More generally speaking, I think it suffices to say that Congestion Pricing uses technology, and as we know technology only gets better and cheaper over time, so we can be sure that NYC's Congestion Pricing technology will be much better and cheaper than London's.

Now, if only somebody would only explain this to all the privacy freaks and civil libertarians that are making this process so painful...

November 20, 2007

Mailer for Mayor (In Memorium)

In 1969 Norman Mailer ran for Mayor. In 2002 my grandfather (probably the most Mailer-like person I know) gave me an original copy of the campaign poster that he had squirreled away for 30+ years. A week or so ago, Mr. Mailer passed away, so it seems like the appropriate time to put this poster on the web, since I have never been able to find a copy online before.
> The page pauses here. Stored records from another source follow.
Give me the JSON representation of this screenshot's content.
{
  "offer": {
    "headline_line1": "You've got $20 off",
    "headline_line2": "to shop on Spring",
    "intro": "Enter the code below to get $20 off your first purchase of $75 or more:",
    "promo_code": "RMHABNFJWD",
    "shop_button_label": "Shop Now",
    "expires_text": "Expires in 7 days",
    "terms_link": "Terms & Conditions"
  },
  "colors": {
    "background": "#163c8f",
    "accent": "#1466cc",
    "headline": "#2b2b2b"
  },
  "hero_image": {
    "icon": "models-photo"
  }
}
I'm about as far from a knowledgeable design critic as you can get, but this thing is an undeniable work of art, especially in the eye of any native New Yorker.



What a platform:



The boroughs, in order of time I've spent in them:



Some lovely embellishments on the Hudson River:



And my favorite little twist:



Not a bad running mate:



But not a good day either (they came in 4th):



For more info on the campaign itself, check out a recent NYTimes podcast and an interview on WNYC with Jimmy Breslin, Mailer's running mate and another icon of New York realness.